Nickel : vote décisif pour sauver l’usine du Sud

C’est un vote qui pourrait peser lourd dans l’avenir industriel de la Nouvelle-Calédonie. Ce matin, le Congrès a adopté en deuxième lecture une loi du pays autorisant l’exportation de minerai non transformable localement. Une décision saluée par Sonia Backès, qui y voit une condition indispensable pour éviter la fermeture de l’usine du Sud.
Un vote sous tension autour de la « doctrine Nickel »
Le texte n’a pas été adopté sans débat. À l’origine, une demande de seconde lecture formulée par le président de la province Nord, opposé aux exportations au nom de la « doctrine Nickel », qui privilégie la transformation locale. Mais face aux réalités économiques, une majorité s’est dégagée. Avec 28 voix sur 54, le Congrès a finalement validé le texte, ouvrant la voie à une nouvelle stratégie pour le secteur.
Si ce texte n’avait pas été voté, c’était la fermeture de l’usine du Sud, a averti Sonia Backès, insistant sur l’urgence de la situation.
Prony Resources au cœur des enjeux industriels
Au centre de cette décision : l’avenir de Prony Resources, acteur majeur du nickel calédonien. L’autorisation d’exporter du minerai non transformable localement constitue une condition essentielle à la reprise du site par un groupe émirati, actuellement en négociation. Sans cette évolution réglementaire, le projet de reprise aurait été compromis.
Ce vote permet de lever un verrou majeur pour la poursuite de l’activité », souligne un observateur du secteur.
Pour les milliers de salariés et de sous-traitants concernés, l’enjeu est clair : préserver l’emploi et maintenir une activité industrielle stratégique pour le territoire.

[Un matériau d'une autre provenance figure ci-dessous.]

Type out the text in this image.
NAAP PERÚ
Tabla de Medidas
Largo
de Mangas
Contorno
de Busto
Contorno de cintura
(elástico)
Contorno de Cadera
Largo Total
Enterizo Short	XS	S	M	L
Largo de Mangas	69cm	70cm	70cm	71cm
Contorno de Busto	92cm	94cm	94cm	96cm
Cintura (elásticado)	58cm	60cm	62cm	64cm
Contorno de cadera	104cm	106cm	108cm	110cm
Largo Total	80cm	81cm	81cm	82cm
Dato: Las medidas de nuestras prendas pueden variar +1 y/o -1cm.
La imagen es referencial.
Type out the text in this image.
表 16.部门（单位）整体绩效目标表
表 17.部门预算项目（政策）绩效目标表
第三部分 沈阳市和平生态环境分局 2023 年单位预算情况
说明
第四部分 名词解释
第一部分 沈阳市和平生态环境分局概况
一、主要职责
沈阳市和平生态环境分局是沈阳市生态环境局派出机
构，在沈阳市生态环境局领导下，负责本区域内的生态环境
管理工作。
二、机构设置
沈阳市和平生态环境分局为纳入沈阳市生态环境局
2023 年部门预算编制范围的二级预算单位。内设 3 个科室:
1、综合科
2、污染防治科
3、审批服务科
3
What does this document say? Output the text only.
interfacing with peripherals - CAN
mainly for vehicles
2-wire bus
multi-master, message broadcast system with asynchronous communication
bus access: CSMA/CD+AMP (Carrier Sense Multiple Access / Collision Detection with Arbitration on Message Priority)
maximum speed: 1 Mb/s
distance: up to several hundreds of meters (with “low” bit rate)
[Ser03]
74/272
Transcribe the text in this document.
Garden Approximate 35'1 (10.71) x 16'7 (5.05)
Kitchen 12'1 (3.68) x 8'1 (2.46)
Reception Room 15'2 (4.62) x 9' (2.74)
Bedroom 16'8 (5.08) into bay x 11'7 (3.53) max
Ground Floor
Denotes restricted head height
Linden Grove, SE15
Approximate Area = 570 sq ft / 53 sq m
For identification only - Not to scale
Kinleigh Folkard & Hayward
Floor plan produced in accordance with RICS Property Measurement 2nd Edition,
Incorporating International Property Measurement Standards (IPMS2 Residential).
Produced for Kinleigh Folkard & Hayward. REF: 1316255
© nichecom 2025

Une majorité politique assumée
La loi a été adoptée grâce à une coalition large, rassemblant plusieurs groupes politiques : Les Loyalistes, le Rassemblement, Calédonie Ensemble, l’Éveil Océanien, ainsi que le soutien de Yoann Lecourieux.
Merci aux 28 conseillers d’avoir permis aux milliers de salariés et de sous-traitants de garder espoir, a déclaré Sonia Backès.
Ce vote traduit un choix politique assumé : privilégier la survie industrielle face à une doctrine jugée trop rigide par ses opposants.
Une dernière étape avant un accord décisif
La suite se jouera dans les prochains jours. Une réunion est prévue mercredi entre le ministre de l’Économie et le repreneur potentiel afin de finaliser les termes de l’accord. Un rendez-vous crucial.
Tout se joue maintenant, glisse un proche du dossier.
Si les discussions aboutissent, la reprise de l’usine du Sud pourrait être actée, offrant un répit à l’un des piliers économiques de la Nouvelle-Calédonie.
Ce vote marque un tournant dans la gestion du nickel calédonien. Entre pragmatisme économique et débat politique, la décision du Congrès illustre les tensions autour d’un secteur vital. Reste désormais à transformer l’essai : la finalisation du « deal » sera déterminante pour l’avenir de toute une filière.